I Motley Crue, una volta assunto il nuovo singer John Corabi (ex Union), pubblicheranno nel 1994 un album omonimo interessante ma totalmente avulso dal loro retaggio musicale; gli Skid Row torneranno sulle scene con “Subhuman Race” (1995), un disco debitore in ugual misura del sound di Pantera ed Alice In Chains; i Warrant affosseranno definitivamente la loro residua credibilità col mediocre “Ultraphobic” (1995) e sulla medesima strada si perderanno tristemente anche Slaughter, Poison e Faster Pussycat. L’unico ensemble perfettamente in grado di proseguire un iter del tutto personale, frutto di una continua evoluzione stilistica maturata in modo graduale nell’ arco di una decade, è quello dei Great White: l’ album “Hooked” (splendidamente introdotto dal raffinato cover art del fotografo John Scarpoti) sarà l’ ultimo grande disco hard rock che oserà fronteggiare con la sua magniloquenza l’approccio minimale e primitivo degli acts di Seattle, sfidando con assoli sinuosi come morbide curve femminili il cielo plumbeo della nuova era alle porte. La band di Jack Russell si spoglia definitivamente della sottile patina class metal che l’aveva accompagnata sin dal lontano omonimo esordio (datato 1983 e prodotto da Don Dokken) lasciando spazio al suono vibrante ed evocativo della propria anima blues, da sempre mostrata con parsimonia ed ora ostentata in tutto il suo splendore.

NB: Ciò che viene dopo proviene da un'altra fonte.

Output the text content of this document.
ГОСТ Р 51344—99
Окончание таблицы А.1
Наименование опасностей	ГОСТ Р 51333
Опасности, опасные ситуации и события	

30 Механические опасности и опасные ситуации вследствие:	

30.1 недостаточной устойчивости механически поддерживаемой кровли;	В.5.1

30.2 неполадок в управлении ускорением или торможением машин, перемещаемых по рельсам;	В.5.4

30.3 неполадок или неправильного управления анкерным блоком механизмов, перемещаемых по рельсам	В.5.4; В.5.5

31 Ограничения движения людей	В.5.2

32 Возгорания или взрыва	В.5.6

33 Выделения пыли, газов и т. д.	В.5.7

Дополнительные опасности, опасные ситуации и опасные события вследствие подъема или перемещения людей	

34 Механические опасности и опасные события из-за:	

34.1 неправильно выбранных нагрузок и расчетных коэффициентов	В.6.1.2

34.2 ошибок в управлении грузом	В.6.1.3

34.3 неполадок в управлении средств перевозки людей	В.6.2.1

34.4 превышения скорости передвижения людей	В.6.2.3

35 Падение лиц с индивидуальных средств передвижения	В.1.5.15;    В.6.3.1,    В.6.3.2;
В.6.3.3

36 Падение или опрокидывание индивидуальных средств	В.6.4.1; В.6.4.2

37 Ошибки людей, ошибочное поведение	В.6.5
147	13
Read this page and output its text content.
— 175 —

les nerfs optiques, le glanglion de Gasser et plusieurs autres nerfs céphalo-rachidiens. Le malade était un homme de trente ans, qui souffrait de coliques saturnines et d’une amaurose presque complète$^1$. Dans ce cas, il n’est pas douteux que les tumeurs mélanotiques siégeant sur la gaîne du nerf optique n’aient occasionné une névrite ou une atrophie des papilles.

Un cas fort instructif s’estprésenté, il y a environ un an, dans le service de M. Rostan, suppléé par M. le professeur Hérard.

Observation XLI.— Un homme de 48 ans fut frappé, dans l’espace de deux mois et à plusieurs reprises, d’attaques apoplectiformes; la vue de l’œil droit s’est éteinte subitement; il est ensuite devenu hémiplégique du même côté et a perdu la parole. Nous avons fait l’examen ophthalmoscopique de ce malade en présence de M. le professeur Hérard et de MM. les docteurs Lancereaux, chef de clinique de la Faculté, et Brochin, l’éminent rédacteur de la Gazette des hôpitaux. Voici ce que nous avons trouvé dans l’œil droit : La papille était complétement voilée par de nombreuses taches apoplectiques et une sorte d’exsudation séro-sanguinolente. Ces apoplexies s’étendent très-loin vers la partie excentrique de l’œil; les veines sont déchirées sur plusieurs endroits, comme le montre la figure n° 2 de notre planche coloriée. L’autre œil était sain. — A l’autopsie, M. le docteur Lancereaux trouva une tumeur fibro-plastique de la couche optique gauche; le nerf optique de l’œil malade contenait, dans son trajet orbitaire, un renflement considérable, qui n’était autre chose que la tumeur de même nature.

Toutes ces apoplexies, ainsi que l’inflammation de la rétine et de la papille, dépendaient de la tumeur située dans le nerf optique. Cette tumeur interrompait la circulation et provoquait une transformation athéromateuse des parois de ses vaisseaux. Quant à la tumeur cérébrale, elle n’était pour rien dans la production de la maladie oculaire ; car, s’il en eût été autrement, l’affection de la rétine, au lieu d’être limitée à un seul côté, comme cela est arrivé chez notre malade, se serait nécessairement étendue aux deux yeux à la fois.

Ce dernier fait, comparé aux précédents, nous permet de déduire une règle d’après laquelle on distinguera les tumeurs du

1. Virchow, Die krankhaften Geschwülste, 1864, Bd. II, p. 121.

Sfoggiando la consueta perizia tecnica, Mark Kendall rinverdisce i fasti del leggendario Robert Johnson dimostrandosi un blues man d’alta scuola, pur mantenendo intatta la purezza del riffing tagliente ed intenso ereditato dal maestro Jimmy Page. Il sound sprigionato dal gruppo è un meccanismo ad orologeria: la voce di Jack Russell si libra con eleganza sui rintocchi possenti dell’ impeccabile sezione ritmica del duo Audie Desbrow – Tony Montana, sposandosi con le incursioni di hammond del virtuoso Michael Lardie (impegnato anche alla chitarra ritmica ed al pianoforte). L’opener “Call it rock n’ roll” è una song di grande impatto che introduce adeguatamente il portentoso singolo “The original queen of Sheeba” , ennesimo diamante incastonato nella lunga discografia dello Squalo Bianco: vantando una struttura prettamente blues, la canzone si arricchisce di un refrain irresistibile che valorizza ulteriormente il brano. Il vortice di emozioni coinvolge anche la successiva “Cold hearted loving” e l’ intensa “Can’ t shake it” , sublime preludio alla languida ballad “ Loving kind”, ennesimo slow d’ alta classe da consegnare ai posteri. La vena compositiva dei Great White sembra inesauribile e l’energia puramente rock di “Heartbreaker” fornisce un ulteriore punto di conferma a questa tesi. La granitica qualità complessiva dell’ opera non comporta necessariamente l’ assenza di veri e propri hit – singles al suo interno: il blues suadente che permea il capolavoro “Congo square” (magistrale l’ utilizzo dell’ hammond nel cuore di questa composizione) e la rocciosa carica hard rock deflagrata in “Desert moon” dimostrano l’ eccezionale capacità dei cinque musicisti di creare soluzioni melodiche sopraffine senza nulla concedere ai sordidi canoni dell’ easy listening. Ancora una manciata di brani ed il cantato di Jack Russell, ben valorizzato anche in “South bay cities” (dove spicca l’ apparizione speciale di Terry Sasser come seconda voce), ci congeda con la ballata “ Afterglow” , eccellente rielaborazione di un classico del 1969 targato Marriot & Lane.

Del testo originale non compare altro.